How do you solve Construct Target Array With Multiple Sums on LeetCode?

Construct Target Array With Multiple Sums (LeetCode #1354) can be solved using Brute Force or Optimal Solution. The optimal approach is Optimal Solution with O(n log n) time complexity and O(1) space complexity. Key insight: The largest element must be formed last, as it is the sum of the rest.

What is the brute force solution for Construct Target Array With Multiple Sums?

The brute force approach for Construct Target Array With Multiple Sums is Brute Force, with O(n²) time complexity and O(1) space complexity. We can try to construct the target array by repeatedly setting elements in a starting array of 1s to the sum of all elements. This approach checks every possible combination, which is straightforward but inefficient. The optimal Optimal Solution approach improves this to O(n log n).

What algorithm or data structure is used to solve Construct Target Array With Multiple Sums?

Construct Target Array With Multiple Sums uses the following concepts: Array, Heap (Priority Queue). The recommended patterns to study are: Heap (Priority Queue), Array.

What are the interview tips for Construct Target Array With Multiple Sums?

Think about the problem in reverse — it can simplify your approach. Always check edge cases, such as when all elements are the same. Practice explaining your thought process clearly, as communication is key in interviews.

What are common mistakes when solving Construct Target Array With Multiple Sums?

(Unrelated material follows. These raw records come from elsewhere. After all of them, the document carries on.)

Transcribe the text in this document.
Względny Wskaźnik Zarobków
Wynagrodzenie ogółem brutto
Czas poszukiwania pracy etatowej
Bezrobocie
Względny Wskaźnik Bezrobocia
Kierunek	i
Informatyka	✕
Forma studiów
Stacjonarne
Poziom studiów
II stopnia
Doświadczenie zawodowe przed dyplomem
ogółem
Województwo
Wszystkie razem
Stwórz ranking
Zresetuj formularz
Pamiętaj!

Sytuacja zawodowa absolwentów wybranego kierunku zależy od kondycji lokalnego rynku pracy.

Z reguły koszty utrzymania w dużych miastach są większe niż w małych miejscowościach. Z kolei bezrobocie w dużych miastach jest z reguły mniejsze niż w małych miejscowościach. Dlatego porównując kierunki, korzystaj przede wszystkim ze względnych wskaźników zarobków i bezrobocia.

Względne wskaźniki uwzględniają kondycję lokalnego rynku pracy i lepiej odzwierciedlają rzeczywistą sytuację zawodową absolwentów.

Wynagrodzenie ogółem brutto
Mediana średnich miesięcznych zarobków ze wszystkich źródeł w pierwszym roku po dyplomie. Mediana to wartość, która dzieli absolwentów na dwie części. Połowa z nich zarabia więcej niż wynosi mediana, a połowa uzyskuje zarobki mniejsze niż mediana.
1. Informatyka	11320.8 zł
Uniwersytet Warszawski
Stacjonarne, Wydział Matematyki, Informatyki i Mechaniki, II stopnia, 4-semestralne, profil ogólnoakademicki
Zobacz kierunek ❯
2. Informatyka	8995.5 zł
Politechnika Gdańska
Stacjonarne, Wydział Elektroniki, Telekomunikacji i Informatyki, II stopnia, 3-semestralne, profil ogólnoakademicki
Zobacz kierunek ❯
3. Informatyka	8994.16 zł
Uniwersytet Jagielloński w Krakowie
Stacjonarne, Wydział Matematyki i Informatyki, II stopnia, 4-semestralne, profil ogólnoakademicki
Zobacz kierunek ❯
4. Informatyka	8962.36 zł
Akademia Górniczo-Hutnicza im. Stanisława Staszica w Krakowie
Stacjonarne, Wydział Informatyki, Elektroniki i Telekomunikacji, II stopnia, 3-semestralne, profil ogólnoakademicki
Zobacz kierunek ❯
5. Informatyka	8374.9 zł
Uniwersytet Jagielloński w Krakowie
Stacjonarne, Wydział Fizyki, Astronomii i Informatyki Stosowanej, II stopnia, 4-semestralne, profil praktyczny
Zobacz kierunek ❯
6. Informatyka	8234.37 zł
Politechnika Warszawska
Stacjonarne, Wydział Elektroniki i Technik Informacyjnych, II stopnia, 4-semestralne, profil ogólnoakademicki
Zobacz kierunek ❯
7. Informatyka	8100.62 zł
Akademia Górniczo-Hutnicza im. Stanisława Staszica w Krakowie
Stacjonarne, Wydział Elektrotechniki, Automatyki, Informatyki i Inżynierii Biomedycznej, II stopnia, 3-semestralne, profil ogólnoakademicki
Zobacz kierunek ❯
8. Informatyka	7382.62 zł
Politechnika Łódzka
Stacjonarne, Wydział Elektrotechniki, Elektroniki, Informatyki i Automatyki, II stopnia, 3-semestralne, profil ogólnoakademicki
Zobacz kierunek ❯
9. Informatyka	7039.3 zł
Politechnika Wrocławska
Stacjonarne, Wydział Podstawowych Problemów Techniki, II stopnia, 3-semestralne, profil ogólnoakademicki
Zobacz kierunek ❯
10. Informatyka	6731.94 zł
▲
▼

Failing to realize that the largest element must be handled carefully. Not considering the case where the sum of the rest can never equal the largest element.

#1354

Construct Target Array With Multiple Sums

Hard

ArrayHeap (Priority Queue)Heap (Priority Queue)Array

LeetCode ↗

Approaches

Brute ForceOptimal

Complexity Comparison

	Brute Force	Optimal Solution★
Time	O(n²)	O(n log n)
Space	O(1)	O(1)

💡

Intuition

Time O(n log n)Space O(1)

Instead of building the target array from the starting array, we can reverse the process. By continuously subtracting the largest element from the sum of the rest, we can determine if we can reach the starting state of all 1s.

⚙️

Algorithm

3 steps

1Step 1: Calculate the total sum of the target array.
2Step 2: While the largest element is greater than 1, subtract the largest element by the sum of the rest of the elements.
3Step 3: Update the largest element and repeat until all elements are 1 or the largest element is less than or equal to the sum of the rest.

solution.py14 lines

1# Full working Python code
2class Solution:
3    def isPossible(self, target):
4        total = sum(target)
5        while True:
6            max_val = max(target)
7            if max_val == 1:
8                return True
9            total -= max_val
10            if total <= 0 or total >= max_val:
11                return False
12            target[target.index(max_val)] = max_val % total
13            total += target[target.index(max_val)]
14

ℹ

Complexity note: The time complexity is O(n log n) because we need to find the maximum element in the array repeatedly, which takes O(n) time, and this is done in a loop until we reach the base case.

1The largest element must be formed last, as it is the sum of the rest.
2The process can be reversed to check if we can reach the starting state.

Solutions and explanations are original Tejav content. Problem titles © LeetCode — use the LeetCode button above for the full problem statement.